Most samplers allow the patch programmer to choose to define a loop segment within a sample, which is repeated as long as the envelope generator remains within the sustain phase, so that a sampled sound can be made to sustain indefinitely, or repeat a phrase indefinitely. The loop mode tells the sampler how to repeat the loop portion. A few common loop modes:
- Foward: The sampler plays the loop to its end loop point, and then jumps back to the starting loop point.
- Reverse: The sampler plays the loop from its end loop point backwards to the start loop point, and then jumps back to the end loop point.
- Alternating or forward-reverse: The sampler players the loop from its start loop point to its end loop point. It then reverses direction and plays from the end back to the start loop point, where it changes direction and plays forward again, etc.
There are often combination modes available.

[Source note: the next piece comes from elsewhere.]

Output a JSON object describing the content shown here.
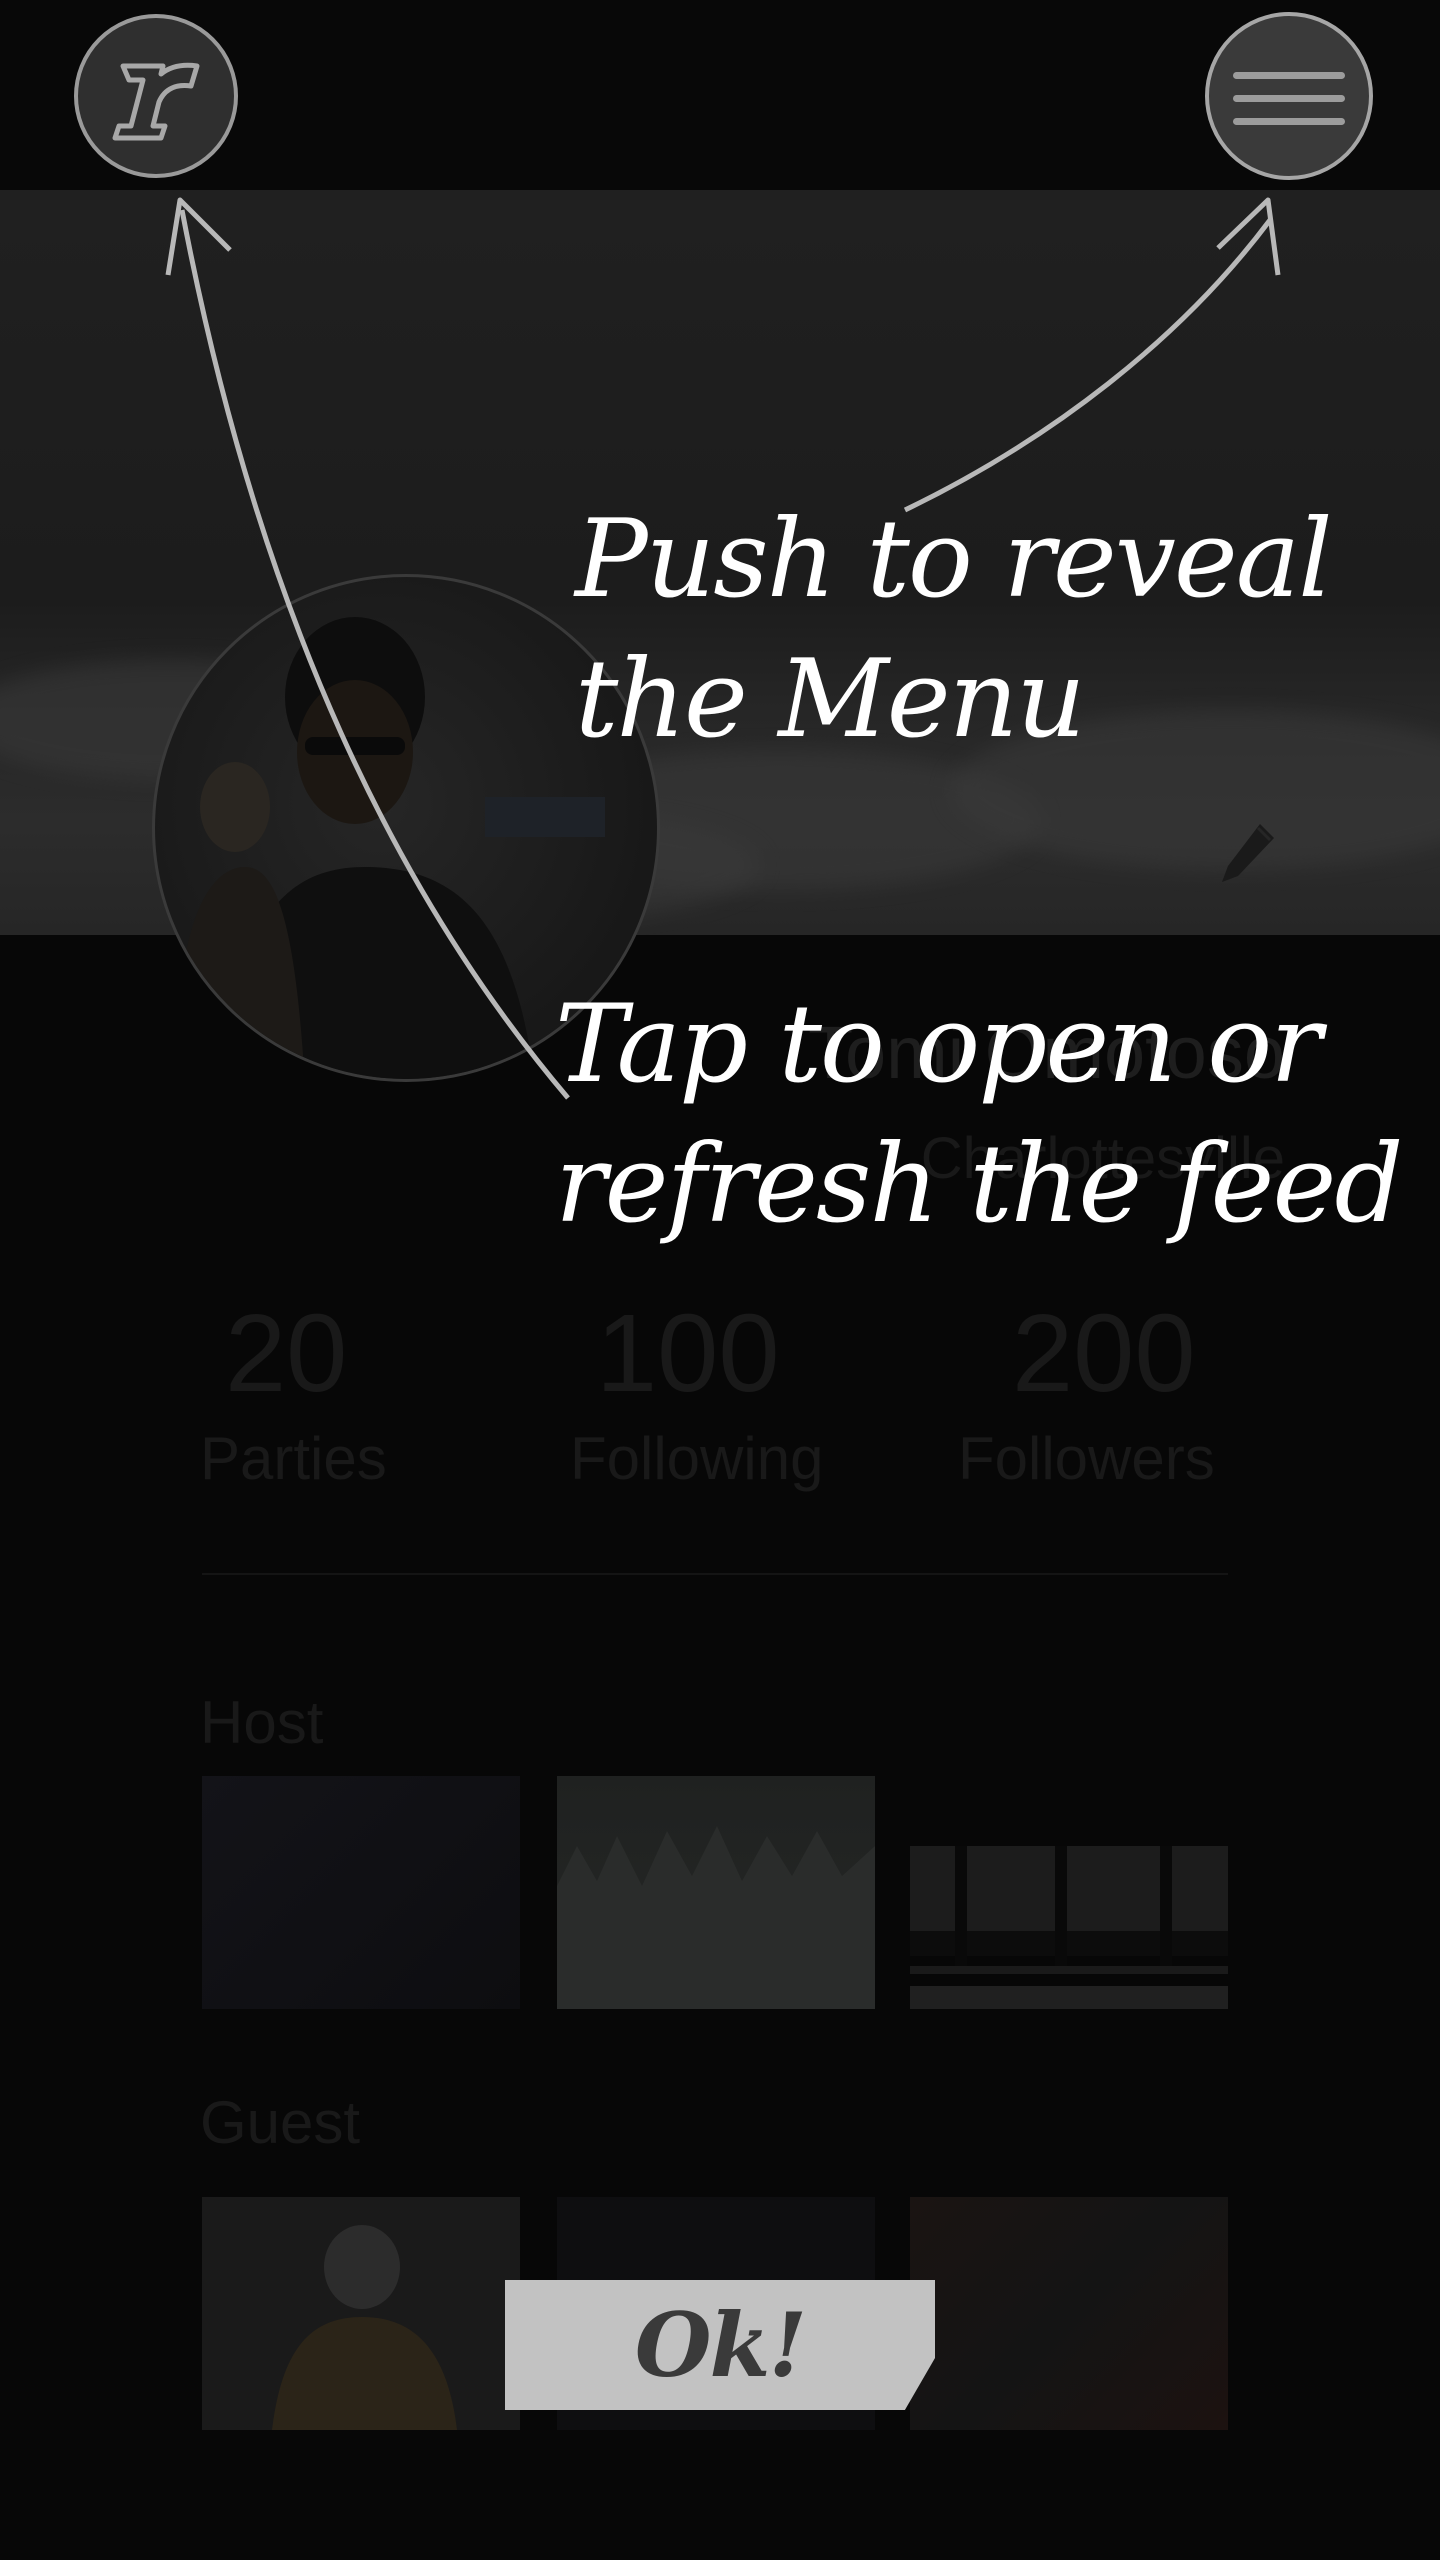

For example, "forward + 1" mode on a Roland S770 plays the loop in the forward mode until the performer lets the key up and the envelope generator enters the release phase. Then, at the end of the next loop, it continued playing past the end loop point to the end of the sample, or to a defined stop point.

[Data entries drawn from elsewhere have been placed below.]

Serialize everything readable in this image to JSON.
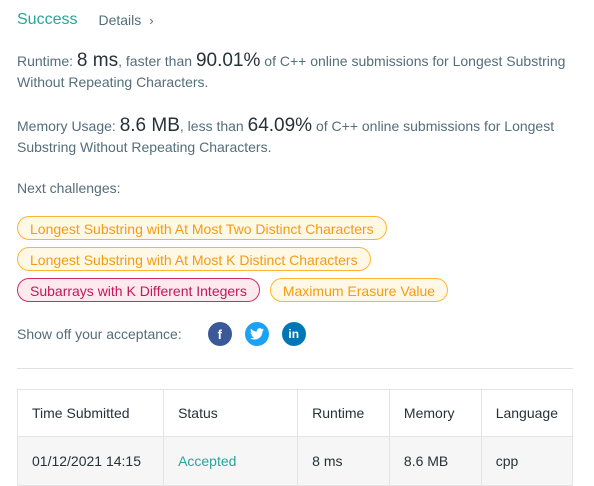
{
  "header": {
    "status": "Success",
    "details_label": "Details",
    "details_chevron": "›"
  },
  "runtime": {
    "label": "Runtime:",
    "value": "8 ms",
    "comparison": ", faster than",
    "percentile": "90.01%",
    "suffix": "of C++ online submissions for Longest Substring Without Repeating Characters."
  },
  "memory": {
    "label": "Memory Usage:",
    "value": "8.6 MB",
    "comparison": ", less than",
    "percentile": "64.09%",
    "suffix": "of C++ online submissions for Longest Substring Without Repeating Characters."
  },
  "next_challenges": {
    "label": "Next challenges:",
    "items": [
      {
        "label": "Longest Substring with At Most Two Distinct Characters",
        "difficulty": "medium"
      },
      {
        "label": "Longest Substring with At Most K Distinct Characters",
        "difficulty": "medium"
      },
      {
        "label": "Subarrays with K Different Integers",
        "difficulty": "hard"
      },
      {
        "label": "Maximum Erasure Value",
        "difficulty": "medium"
      }
    ]
  },
  "share": {
    "label": "Show off your acceptance:",
    "icons": [
      {
        "name": "facebook-icon",
        "glyph": "f",
        "color": "#3b5998"
      },
      {
        "name": "twitter-icon",
        "glyph": "t",
        "color": "#1da1f2"
      },
      {
        "name": "linkedin-icon",
        "glyph": "in",
        "color": "#0077b5"
      }
    ]
  },
  "submissions": {
    "headers": [
      "Time Submitted",
      "Status",
      "Runtime",
      "Memory",
      "Language"
    ],
    "rows": [
      [
        "01/12/2021 14:15",
        "Accepted",
        "8 ms",
        "8.6 MB",
        "cpp"
      ]
    ]
  },
  "colors": {
    "success": "#26a69a",
    "medium_tag": "#f39c12",
    "hard_tag": "#c2185b"
  }
}
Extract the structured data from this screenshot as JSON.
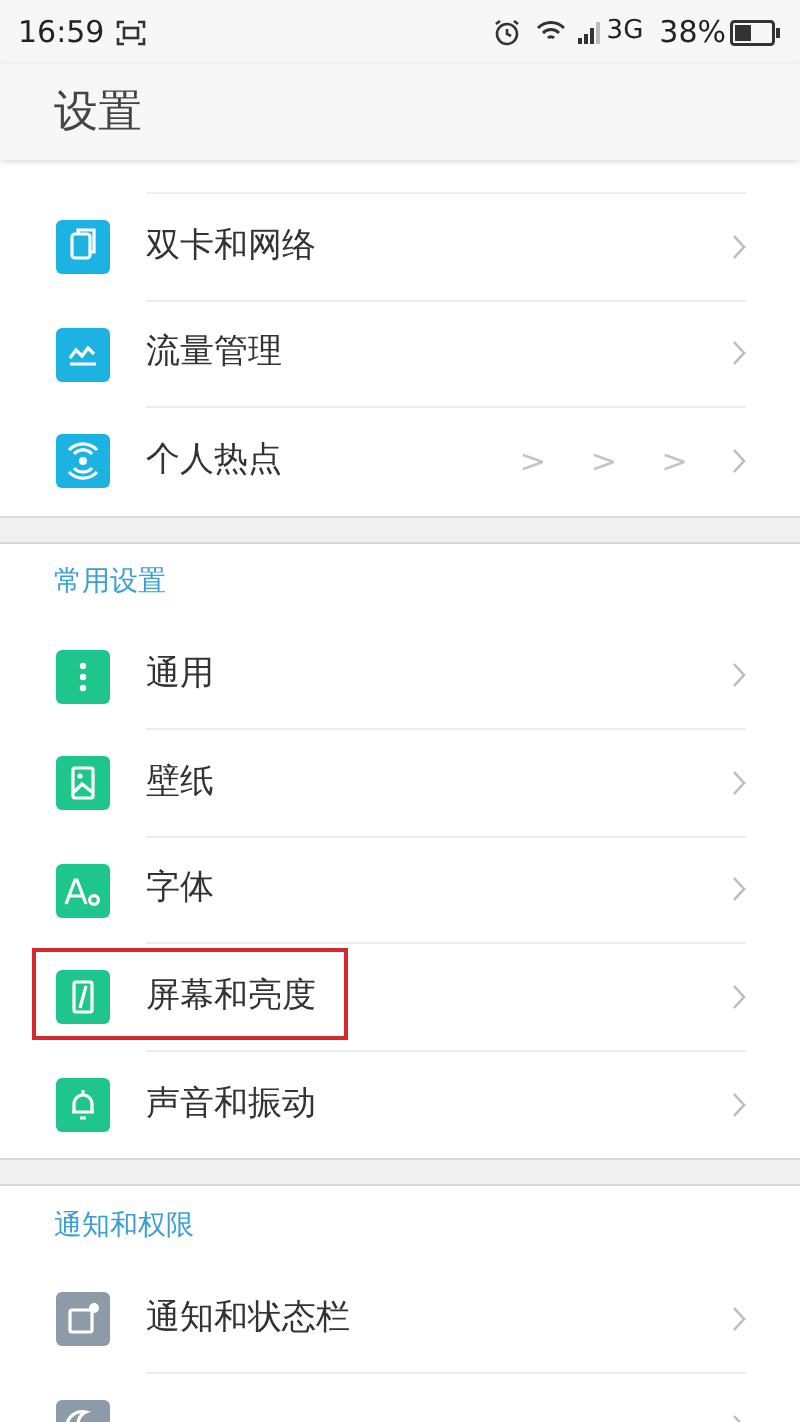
{
  "status_bar": {
    "time": "16:59",
    "network": "3G",
    "battery": "38%"
  },
  "header": {
    "title": "设置"
  },
  "sections": [
    {
      "items": [
        {
          "kind": "sim",
          "label": "双卡和网络",
          "color": "#1cb3e3",
          "highlighted": false
        },
        {
          "kind": "chart",
          "label": "流量管理",
          "color": "#1cb3e3",
          "highlighted": false
        },
        {
          "kind": "hotspot",
          "label": "个人热点",
          "color": "#1cb3e3",
          "highlighted": false,
          "stray_marks": [
            ">",
            ">",
            ">"
          ]
        }
      ]
    },
    {
      "header": "常用设置",
      "items": [
        {
          "kind": "dots",
          "label": "通用",
          "color": "#1fc68b",
          "highlighted": false
        },
        {
          "kind": "wallpaper",
          "label": "壁纸",
          "color": "#1fc68b",
          "highlighted": false
        },
        {
          "kind": "font",
          "label": "字体",
          "color": "#1fc68b",
          "highlighted": false
        },
        {
          "kind": "screen",
          "label": "屏幕和亮度",
          "color": "#1fc68b",
          "highlighted": true
        },
        {
          "kind": "bell",
          "label": "声音和振动",
          "color": "#1fc68b",
          "highlighted": false
        }
      ]
    },
    {
      "header": "通知和权限",
      "items": [
        {
          "kind": "notice",
          "label": "通知和状态栏",
          "color": "#8d9ba8",
          "highlighted": false
        },
        {
          "kind": "moon",
          "color": "#8d9ba8"
        }
      ]
    }
  ]
}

The means by which loop points have to be chosen to obtain a clean transition at the start/end of the loop can vary depending on the chosen loop mode. A common issue in designing sample-based patches is that the programmer chooses loop points that work well in one mode, but then decides to change the loop mode, and in the new mode the sample clicks or pops at the repeats; new loop points have to be chosen for the new mode.